Lynn McBee was still rocking and rolling despite having been subbed in for John Castle at The Breakfast for The Bridge and chairing The Salvation Army luncheon. Regarding Rossellini, Lynn said that she had recently seen Rossellini in “Blue Velvet” and realized that the 1986 David Lynch–directed movie was about human trafficking.
After the majority of guests like Co-Chairs Stacy Girard and Jerry Rasansky, Pam and Mark Denesuk, Hayley Hamilton Cogill and Veletta Lill took their places at tables around the room, Isabella and Elettra were led to their places.
Soon Dallas film-fount-of-knowledge Gary Cogill and Isabella were seated on stage for a chat with the 200 guests eavesdropping.
Isabella said, “Texas to me spells babies.” The reason was her former marriage to Dallas’ Jon Wiedemann and having adopting a son [Roberto Rossellini] in San Antonio.
Speaking of children, Gary asked about her own childhood to which Isabella explained, “There is no normal for anybody. Everyone’s life and family is very specific.” She fessed up that as a youngster, she and her siblings would throw water on the paparazzi stalking their mother [Ingrid Bergman].
On the topic of her mother, who would have been 100 years old this year, Isabella described her as a “subtle actress” who had a “modern way of being an actor.” On the subject of “Casablanca,” Isabella admitted that “It’s a total fantasy, yet it sucks you in. The detail is so rich.”
From her father, the late director Roberto Rossellini, she learned, “You can tell the story with whatever means you have.” She also recalled that following World War II, he helped redeem Italians in the eyes of the world with his landmark film on fascism, trying to explain, “Before you are a fascist, you are a human being.”
Regarding her own life, Isabella, who was born with scoliosis, underwent her first surgery for the condition in 1967 at the age of 13, resulting in her being in a body cast for 18 months. Just three years ago, she went through yet another surgery for the condition. Her comment? “Nowadays they have great drugs.”
Like old buddies catching up, Gary and Isabella talked about film industry types like:
- Actor/dancer Mikhail Baryshnikov: “I think he’s a genius… It isn’t the acrobatics. It’s the feeling. He still has that same power.”
- “Blue Velvet” director David Lynch: A Houston writer described it as, “Leave It to Beaver dies and goes to hell and loves it.” Dino De Laurentiis gave David Lynch a little money and said, “Make the film you want to make.” The results were “Blue Velvet.” It restored David’s confidence after “Dune.” “Blue Velvet” is “very mysterious.
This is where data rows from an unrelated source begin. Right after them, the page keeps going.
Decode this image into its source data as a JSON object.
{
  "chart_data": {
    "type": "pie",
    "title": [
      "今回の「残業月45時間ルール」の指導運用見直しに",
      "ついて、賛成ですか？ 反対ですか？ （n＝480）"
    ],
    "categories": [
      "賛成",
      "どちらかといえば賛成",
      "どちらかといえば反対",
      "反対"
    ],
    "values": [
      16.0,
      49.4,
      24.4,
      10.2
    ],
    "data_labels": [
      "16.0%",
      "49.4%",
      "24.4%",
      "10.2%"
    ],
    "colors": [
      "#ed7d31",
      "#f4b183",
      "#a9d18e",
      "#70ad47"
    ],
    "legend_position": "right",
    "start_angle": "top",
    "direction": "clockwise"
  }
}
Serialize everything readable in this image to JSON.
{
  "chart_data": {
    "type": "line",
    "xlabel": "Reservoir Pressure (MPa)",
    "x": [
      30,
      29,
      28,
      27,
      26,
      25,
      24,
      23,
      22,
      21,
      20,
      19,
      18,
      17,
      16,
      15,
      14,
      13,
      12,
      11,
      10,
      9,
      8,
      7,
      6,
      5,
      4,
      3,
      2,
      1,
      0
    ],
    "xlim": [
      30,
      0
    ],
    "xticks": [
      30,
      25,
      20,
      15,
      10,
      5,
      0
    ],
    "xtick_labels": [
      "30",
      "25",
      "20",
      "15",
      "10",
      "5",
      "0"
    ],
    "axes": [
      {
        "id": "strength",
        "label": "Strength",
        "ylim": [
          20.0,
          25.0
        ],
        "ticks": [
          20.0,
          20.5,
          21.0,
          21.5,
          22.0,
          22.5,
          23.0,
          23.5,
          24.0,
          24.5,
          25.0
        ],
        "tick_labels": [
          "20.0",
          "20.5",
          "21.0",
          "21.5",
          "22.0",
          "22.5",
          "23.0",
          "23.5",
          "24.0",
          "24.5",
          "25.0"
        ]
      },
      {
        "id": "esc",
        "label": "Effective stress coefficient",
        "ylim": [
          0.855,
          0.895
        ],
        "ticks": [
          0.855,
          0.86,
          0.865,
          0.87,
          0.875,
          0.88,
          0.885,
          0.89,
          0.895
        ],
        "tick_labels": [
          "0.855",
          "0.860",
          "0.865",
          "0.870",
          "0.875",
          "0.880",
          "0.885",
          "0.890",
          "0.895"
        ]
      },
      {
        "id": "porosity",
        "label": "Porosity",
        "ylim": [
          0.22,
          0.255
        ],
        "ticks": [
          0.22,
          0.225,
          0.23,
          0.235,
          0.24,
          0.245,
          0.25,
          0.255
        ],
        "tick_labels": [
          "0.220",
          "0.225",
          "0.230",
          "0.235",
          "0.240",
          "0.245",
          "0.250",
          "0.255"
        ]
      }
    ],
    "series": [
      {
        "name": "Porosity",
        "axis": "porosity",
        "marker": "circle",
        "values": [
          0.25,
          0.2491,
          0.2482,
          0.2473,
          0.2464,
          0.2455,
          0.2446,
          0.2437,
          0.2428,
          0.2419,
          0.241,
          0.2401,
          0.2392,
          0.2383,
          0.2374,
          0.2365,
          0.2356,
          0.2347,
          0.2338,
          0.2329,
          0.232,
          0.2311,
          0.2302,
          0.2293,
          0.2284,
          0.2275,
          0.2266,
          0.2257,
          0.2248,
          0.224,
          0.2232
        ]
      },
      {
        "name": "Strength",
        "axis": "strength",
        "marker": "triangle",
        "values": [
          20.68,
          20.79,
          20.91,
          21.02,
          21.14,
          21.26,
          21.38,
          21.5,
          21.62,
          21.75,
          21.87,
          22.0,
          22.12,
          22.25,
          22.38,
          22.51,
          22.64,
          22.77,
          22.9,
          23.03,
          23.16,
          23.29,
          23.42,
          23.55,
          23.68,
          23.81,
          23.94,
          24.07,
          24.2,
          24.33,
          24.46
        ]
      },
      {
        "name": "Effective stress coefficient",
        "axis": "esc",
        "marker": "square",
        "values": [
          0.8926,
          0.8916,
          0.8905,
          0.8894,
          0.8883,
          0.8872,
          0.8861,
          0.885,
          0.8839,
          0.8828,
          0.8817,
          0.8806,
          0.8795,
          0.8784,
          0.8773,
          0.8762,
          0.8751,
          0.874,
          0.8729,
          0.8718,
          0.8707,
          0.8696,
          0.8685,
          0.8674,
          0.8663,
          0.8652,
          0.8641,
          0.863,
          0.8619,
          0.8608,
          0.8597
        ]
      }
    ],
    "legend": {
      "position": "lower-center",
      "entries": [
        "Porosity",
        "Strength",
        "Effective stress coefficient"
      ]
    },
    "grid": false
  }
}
Frightening. Repellant and yet appealing. This is his originality.” It wasn’t so much the narrative as the atmosphere. “Mysterious forces that are around us and we don’t really know the origin of it.” Mel Brooks called David Lynch “Jimmy Stewart from Mars.”
- “Immortal Beloved” director Bernard Rose: “Immortal Beloved” was MTV director’s take on Beethoven.
- Isabella’s “Green Porno”: It’s about animal sexuality and Robert Redford produced.
- Red carpets: “I don’t like fame or walking the green carpet…er, the red carpet.”
- The love of acting: “I like telling stories. But I don’t only act. I also write and direct.”
No sooner had the twosome taken a bow, than dinner (autumn greens and radicchio with grilled Portobellos, crumbled slow roasted icotta, balsamic cipolii and “Campbell’s Tomato” vinaigrette; chianti-braised costola breve with a fontina, roasted red pepper and herb potato cake and lemon-scented broccolini with fresh baked mini-muffins, corn breads, rolls and sweet cream butter; and autumn pumpkin trifle with cream cheese mousse and toasted pepitas) was served to accompany the food for thought.
Thanks to such events like The Art of Film, the Dallas Film Society has provided $150K in scholarships to local high schools over the past nine years. Next on the scorecard will be the annual Dallas International Film Festival.